Por otra parte, se crean personajes enfundados dentro de sus pesadillas, las cuales funcionan como un programa tecnológico que se autocorrige, donde la volatilidad del mundo se generaliza, y el común denominador es lo incierto. El principio de realidad dicta no apegarse a las cosas, la cultura es autoreferenciada, y aparece el narcisismo como forma de protección, porque la distancia es la forma de defensa que concierne a la estructura de un carácter acorazado, como sucede en los cuentos: "El pintor" y "La cena".
El escritor, al fin partidario también de la esperanza -a pesar del tono funesto que rodea algunos desenlaces- retoma la necesidad de volver a cargar de contenido aquello que ya es solo consigna, o peor aún, slogan. Según el término de partida del ideal de autenticidad que asoma con brío entre sus líneas, habría que dar un paso atrás, hacia la memoria y la recuperación del asombro por la vida, como se trata en: "La noche de la última hora".
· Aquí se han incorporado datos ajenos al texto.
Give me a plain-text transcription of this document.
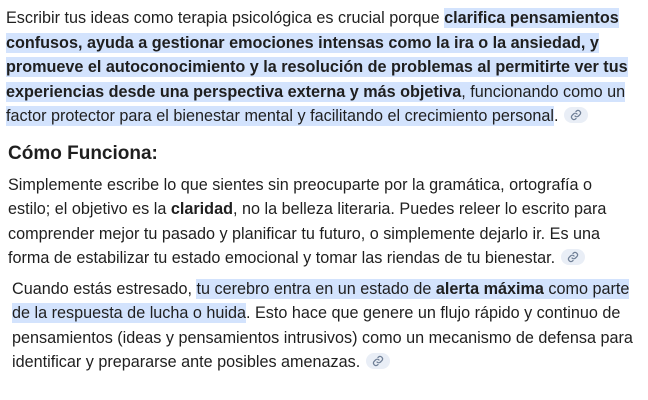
Escribir tus ideas como terapia psicológica es crucial porque clarifica pensamientos confusos, ayuda a gestionar emociones intensas como la ira o la ansiedad, y promueve el autoconocimiento y la resolución de problemas al permitirte ver tus experiencias desde una perspectiva externa y más objetiva, funcionando como un factor protector para el bienestar mental y facilitando el crecimiento personal.

Cómo Funciona:

Simplemente escribe lo que sientes sin preocuparte por la gramática, ortografía o estilo; el objetivo es la claridad, no la belleza literaria. Puedes releer lo escrito para comprender mejor tu pasado y planificar tu futuro, o simplemente dejarlo ir. Es una forma de estabilizar tu estado emocional y tomar las riendas de tu bienestar.

Cuando estás estresado, tu cerebro entra en un estado de alerta máxima como parte de la respuesta de lucha o huida. Esto hace que genere un flujo rápido y continuo de pensamientos (ideas y pensamientos intrusivos) como un mecanismo de defensa para identificar y prepararse ante posibles amenazas.
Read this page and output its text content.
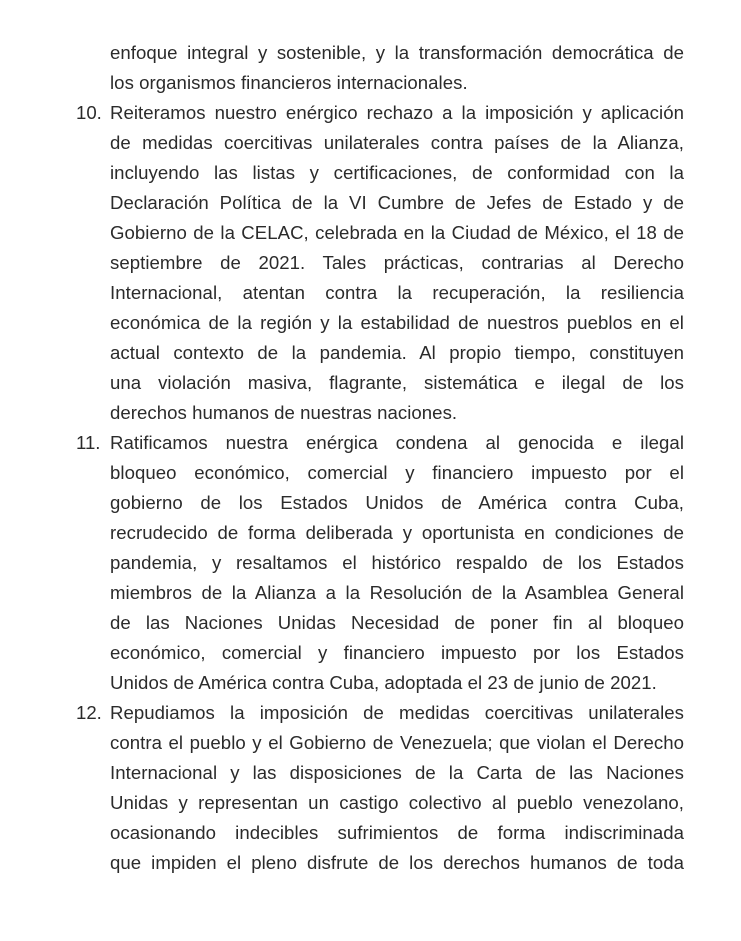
enfoque integral y sostenible, y la transformación democrática de
los organismos financieros internacionales.
10. Reiteramos nuestro enérgico rechazo a la imposición y aplicación
de medidas coercitivas unilaterales contra países de la Alianza,
incluyendo las listas y certificaciones, de conformidad con la
Declaración Política de la VI Cumbre de Jefes de Estado y de
Gobierno de la CELAC, celebrada en la Ciudad de México, el 18 de
septiembre de 2021. Tales prácticas, contrarias al Derecho
Internacional, atentan contra la recuperación, la resiliencia
económica de la región y la estabilidad de nuestros pueblos en el
actual contexto de la pandemia. Al propio tiempo, constituyen
una violación masiva, flagrante, sistemática e ilegal de los
derechos humanos de nuestras naciones.
11. Ratificamos nuestra enérgica condena al genocida e ilegal
bloqueo económico, comercial y financiero impuesto por el
gobierno de los Estados Unidos de América contra Cuba,
recrudecido de forma deliberada y oportunista en condiciones de
pandemia, y resaltamos el histórico respaldo de los Estados
miembros de la Alianza a la Resolución de la Asamblea General
de las Naciones Unidas Necesidad de poner fin al bloqueo
económico, comercial y financiero impuesto por los Estados
Unidos de América contra Cuba, adoptada el 23 de junio de 2021.
12. Repudiamos la imposición de medidas coercitivas unilaterales
contra el pueblo y el Gobierno de Venezuela; que violan el Derecho
Internacional y las disposiciones de la Carta de las Naciones
Unidas y representan un castigo colectivo al pueblo venezolano,
ocasionando indecibles sufrimientos de forma indiscriminada
que impiden el pleno disfrute de los derechos humanos de toda
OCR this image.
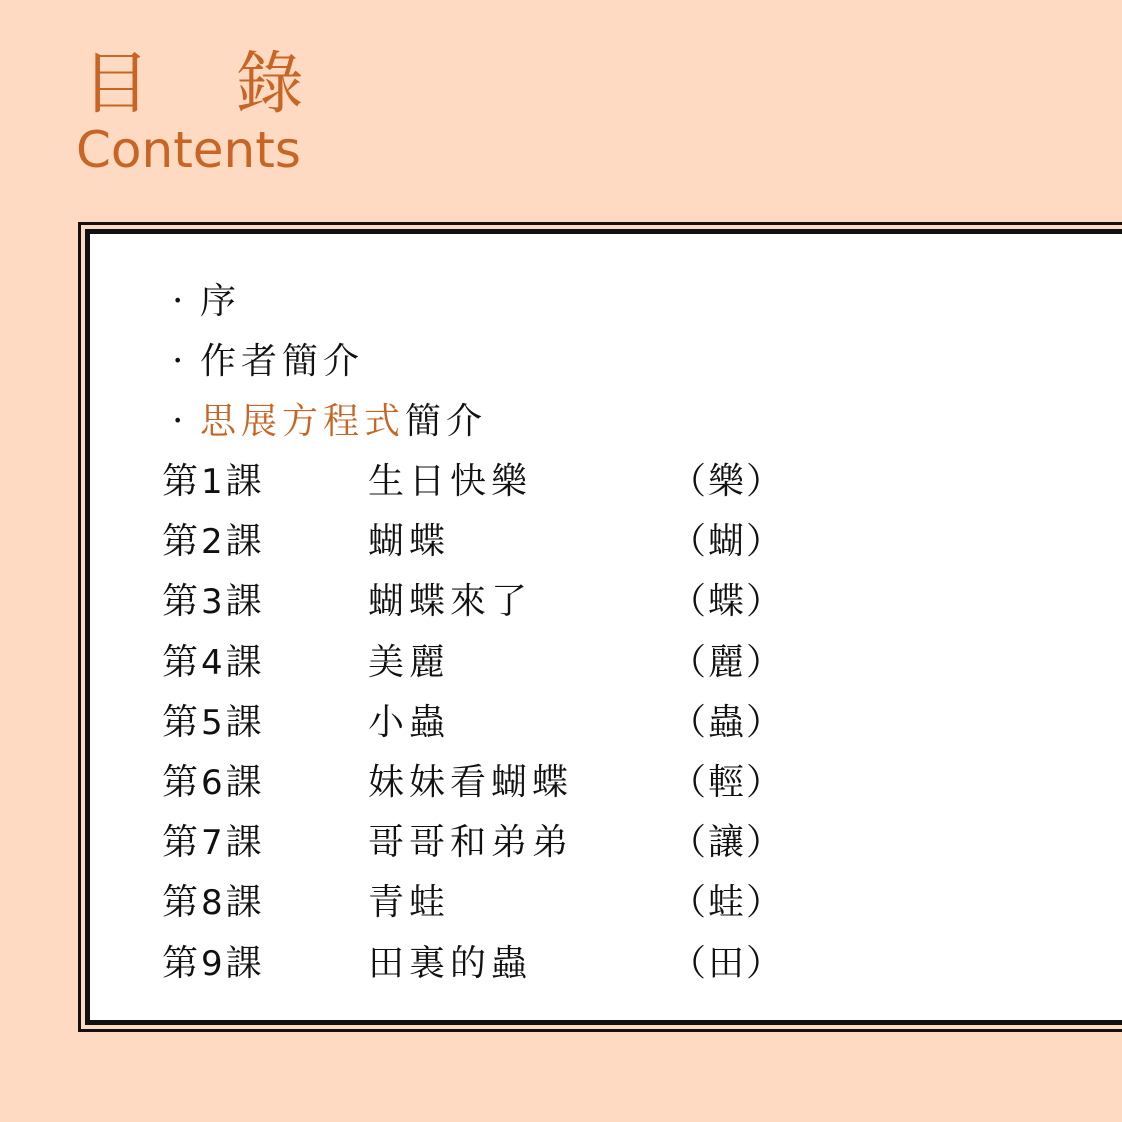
目 錄
Contents
· 序
· 作者簡介
· 思展方程式簡介
第1課	生日快樂	（樂）
第2課	蝴蝶	（蝴）
第3課	蝴蝶來了	（蝶）
第4課	美麗	（麗）
第5課	小蟲	（蟲）
第6課	妹妹看蝴蝶	（輕）
第7課	哥哥和弟弟	（讓）
第8課	青蛙	（蛙）
第9課	田裏的蟲	（田）
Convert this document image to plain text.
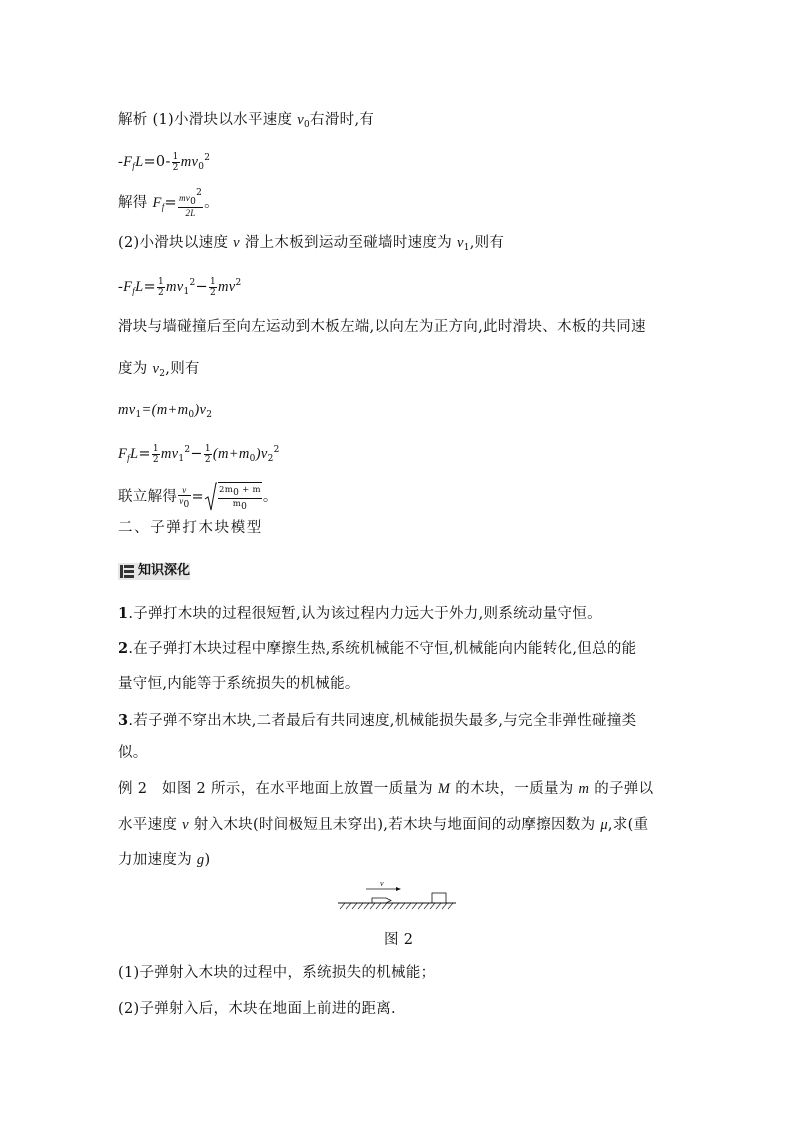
解析 (1)小滑块以水平速度 $v_0$右滑时,有
$-F_fL=0- \frac{1}{2} mv_0^2$
解得 $F_f= \frac{mv02}{2L}$ 。
(2)小滑块以速度 v 滑上木板到运动至碰墙时速度为 $v_1$,则有
$-F_fL= \frac{1}{2} mv_1^2- \frac{1}{2} mv^2$
滑块与墙碰撞后至向左运动到木板左端,以向左为正方向,此时滑块、木板的共同速
度为 $v_2$,则有
$mv_1=(m+m_0)v_2$
$F_fL= \frac{1}{2} mv_1^2- \frac{1}{2} (m+m_0)v_2^2$
联立解得 $\frac{v}{v0} = \frac{2m0 + m}{m0}$ 。
二、子弹打木块模型
知识深化
1.子弹打木块的过程很短暂,认为该过程内力远大于外力,则系统动量守恒。
2.在子弹打木块过程中摩擦生热,系统机械能不守恒,机械能向内能转化,但总的能
量守恒,内能等于系统损失的机械能。
3.若子弹不穿出木块,二者最后有共同速度,机械能损失最多,与完全非弹性碰撞类
似。
例 2　如图 2 所示，在水平地面上放置一质量为 M 的木块，一质量为 m 的子弹以
水平速度 v 射入木块(时间极短且未穿出),若木块与地面间的动摩擦因数为 μ,求(重
力加速度为 g)
v
图 2
(1)子弹射入木块的过程中，系统损失的机械能；
(2)子弹射入后，木块在地面上前进的距离.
La narrativa como fuente de identidad, la cual necesita un referente sólido en el pasado y en el futuro, algo con lo que se comprometa la vida y defina la continuidad; se refleja en "El proyecto Matemis", "Abi, el excéntrico" y "Johan Mark Constantin, explorador", -último cuento que además involucra ese riesgo de dejarse ir en altamar llevado por la aventura, con una promisoria llegada hacia algún lugar- historias que constituyen, junto a "El tormento de Melquíades", la espiral ascendente del ciclo vida/muerte/vida, que en un abrir y cerrar de ojos nos transporta a nuestras propias cavidades, ocultas del zarpazo proyectado por el arquetipo de un tigre subyacente en la memoria.
Sin querer encasillar estos cuentos dentro de ningún género, es inevitable relacionar algunos como: "Igorex, el observado" y "Marcanzo el enfermo", con la ciencia ficción, en la medida en que los maestros de este estilo, comprendieron que se podría generar una sociedad anómica en virtud de la reduccción de la comunicación cara a cara y los excesos tecnológicos, al mantener la dimensión impersonal y el omnisciente ojo del Órgano Rector sobre nuestras vidas. Esta aldea global de "netizens" (ciudadanos internautas), donde se anula la posibilidad de construir hipótesis sobre nosotros mismos, si no compartimos nada en común, si no tendrían por qué importarnos los motivos de los otros, imposibilitaría la capacidad de construir una narrativa vital en conjunto, donde nos convertiríamos en seres sin historia, subyugados por la circunstancia. Enrique Castillo traduce estas ideas dentro de su lenguaje literario, al ámbito de la experiencia humana más inmediata y cercana, ubicándola para nuestra sorpresa dentro de un futuro y presente, cuyas temporalidades descartan lógicas deterministas.
El último cuento del libro, "Magnum Centrum", preciso y certero como una estocada de láser salvadora en el corazón de la Modernidad, retrata la caída de la narrativa vital, la identidad y los valores, cuando solo quedan pequeños y tradicionales bienes intercambiables entre sí, por lo que no queda sustento moral a largo plazo, ni tampoco valor para medir el uso del poder.
La enumeración caótica, tan querida para Borges, no en vano es herramienta en las buenas manos de Enrique Castillo, quien después de haber fungido como abogado, sociólogo, empresario, diplomático, catedrático universitario, político y viajero inagotable, emprende con este libro una partida sin retorno, porque la literatura lo ha llamado, y él, ahora escritor, ha respondido a esa voz surgida desde el agujero negro al que se acerca inexorablemente.